Salem (footage from their 2010 SXSW appearance)
I
took a sojourn from the second-floor gallery down to the first to check
out Salem, a strange three-piece hailing from Traverse City, Michigan.
They're an odd fit for this event, if only because the celebratory
nature of the Creators Project is pretty much anathema to the dreary
drudge of Salem's haunting muse. Sounding not unlike Julee Cruise
warbling over T-Pain, the band mix crunk beats, gauzy synths, and
almost-not-there vocals to a startling effect that's both disturbing
and beautiful. Since this was a Vice-sponsored event, I'll say here that the band's look was a quintessential DO:
the mismatched clusterfuck of their appearance (you had one guy in a
wifebeater and shorts, another wearing a flowing medieval shirt with a
plethora of Wiccan-y necklaces, and a woman in high heels and short
black dress) was so discordant as to be brilliant, especially when
paired with their we-don't-care attitude. Never saying a word to the
audience, they softly pummelled the crowd with gloomy warblings that
seemed to come from a dark, indistinct place.
Die Antwoord
I
sauntered back upstairs just in time to catch the debut NYC performance
of Die Antwoord, who are definitely one of the stranger acts to ever
grace an American stage. A lawless and anarchic rap duo (backed by
their DJ, Hi-Tek), one toweringly tall (the intimidating Ninja) and one
puzzingly short (the pixie-ish Yo-Landi Vi$$er), Die Antwoord blew our
face off with boundless energy that in a live setting allows you to
forget your nagging suspicions that the whole thing is a put-on. Much
ink has been spilled attempting to figure out if the group is a joke
act, owing not only to their out-of-nowhere media blitz but also to the
sheer weirdness of what they do. What comes across as almost gratingly
irritating on record is mind-blowingly exciting live, as Ninja and
Yo-Landi proceeded to attack this overcrowded room of hipsters with a
ferocity that was both unexpected and refreshingly vicious. They
bounced around the stage like they'd been electrocuted, almost defying
the laws of gravity. Tracks like "Enter the Ninja" and "Wat Pomp" might
sound like some kind of 21st-century Dr. Demento fare when you listen
to the MP3s -- but in person, they are absolutely blistering. I have a
suspicion that novelty of Die Antwoord might actually last a bit longer
than some might have guesstimated, now that the actual humans are
touring America and proving that they are two of the more capable MC's
at work anywhere.
M.I.A.
After Die Antwoord left
the stage, the mood in the room heightened, as the anticipation of
M.I.A.'s rumored appearance hit fever pitch. Would she show? Would she
play more than one song? Would she (ulp) be terrible? Everyone got
their iPhone cameras ready and aimed as the lights eventually went out,
and a red strobe and a lone drummer started rat-a-tat-tatting in
unison, signaling the start of recent single "Born Free." When the song
kicked into its frantic riff, M.I.A. emerged, resplendant in an outfit
that could have been purchased from a street vendor around the corner
for a few bucks: a camo windbreaker with the hood up and cheapo
sunglasses with pot leaves over the eyes that had the strange effect of
making her look like a rapping Jawa. Oh, and a rainbow wig that she
never removed during her hour-long set. But the off-the-cuff zaniness
of her appearance was in stark contrast to the tightness of her flow.

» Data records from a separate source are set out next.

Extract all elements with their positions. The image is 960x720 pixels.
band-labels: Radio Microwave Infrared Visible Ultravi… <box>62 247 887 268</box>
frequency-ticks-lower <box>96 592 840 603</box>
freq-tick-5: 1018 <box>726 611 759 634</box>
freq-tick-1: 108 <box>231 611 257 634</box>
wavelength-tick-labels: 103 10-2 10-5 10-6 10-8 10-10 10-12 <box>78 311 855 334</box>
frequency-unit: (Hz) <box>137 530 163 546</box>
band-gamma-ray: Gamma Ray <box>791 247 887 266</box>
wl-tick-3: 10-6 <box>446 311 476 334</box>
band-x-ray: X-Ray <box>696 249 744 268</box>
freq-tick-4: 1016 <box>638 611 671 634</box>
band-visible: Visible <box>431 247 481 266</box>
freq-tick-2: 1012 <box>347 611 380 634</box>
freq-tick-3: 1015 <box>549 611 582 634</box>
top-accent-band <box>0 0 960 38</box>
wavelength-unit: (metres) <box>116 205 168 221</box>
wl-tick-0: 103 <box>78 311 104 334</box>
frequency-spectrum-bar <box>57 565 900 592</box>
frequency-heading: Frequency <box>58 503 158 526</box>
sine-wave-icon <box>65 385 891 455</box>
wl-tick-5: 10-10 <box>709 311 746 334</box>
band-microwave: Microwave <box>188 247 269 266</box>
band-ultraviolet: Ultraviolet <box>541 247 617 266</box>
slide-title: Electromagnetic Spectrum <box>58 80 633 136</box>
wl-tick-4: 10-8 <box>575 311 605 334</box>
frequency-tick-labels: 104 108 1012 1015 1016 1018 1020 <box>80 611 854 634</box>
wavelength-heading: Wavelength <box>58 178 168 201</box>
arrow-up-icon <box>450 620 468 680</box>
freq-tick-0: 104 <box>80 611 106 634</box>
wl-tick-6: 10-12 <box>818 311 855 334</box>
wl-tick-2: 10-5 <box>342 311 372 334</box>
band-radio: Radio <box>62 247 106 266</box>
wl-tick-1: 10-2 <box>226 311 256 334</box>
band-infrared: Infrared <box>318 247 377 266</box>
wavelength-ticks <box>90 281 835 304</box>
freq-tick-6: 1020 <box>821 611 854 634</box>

In the past, M.I.A. has proven a pretty hit-or-miss performer (as
anyone who caught her last Mass. appearance at the Worcester Palladium
a few years ago can attest). But clearly with the build-up to her new
album (Maya, her third, out in mid-July), she's gotten her
proverbial act together, with a live drummer, a tight DJ, and a
flanking squadron of backup singers and dancers, all moving in sync to
a precision set that moved seamlessly from new material to older tracks
from Kala and Arular without missing a beat. The
highlight came near the end, when a spirited run-through of "Galang"
ended with an extended shout-through of the song's coda, a wordless
melodic chant that had the entire room yelling in unison. M.I.A. dove
into the crowd with her mic; and for a few minutes, her inclusive
world-beat-mashing made more sense than anything in the world.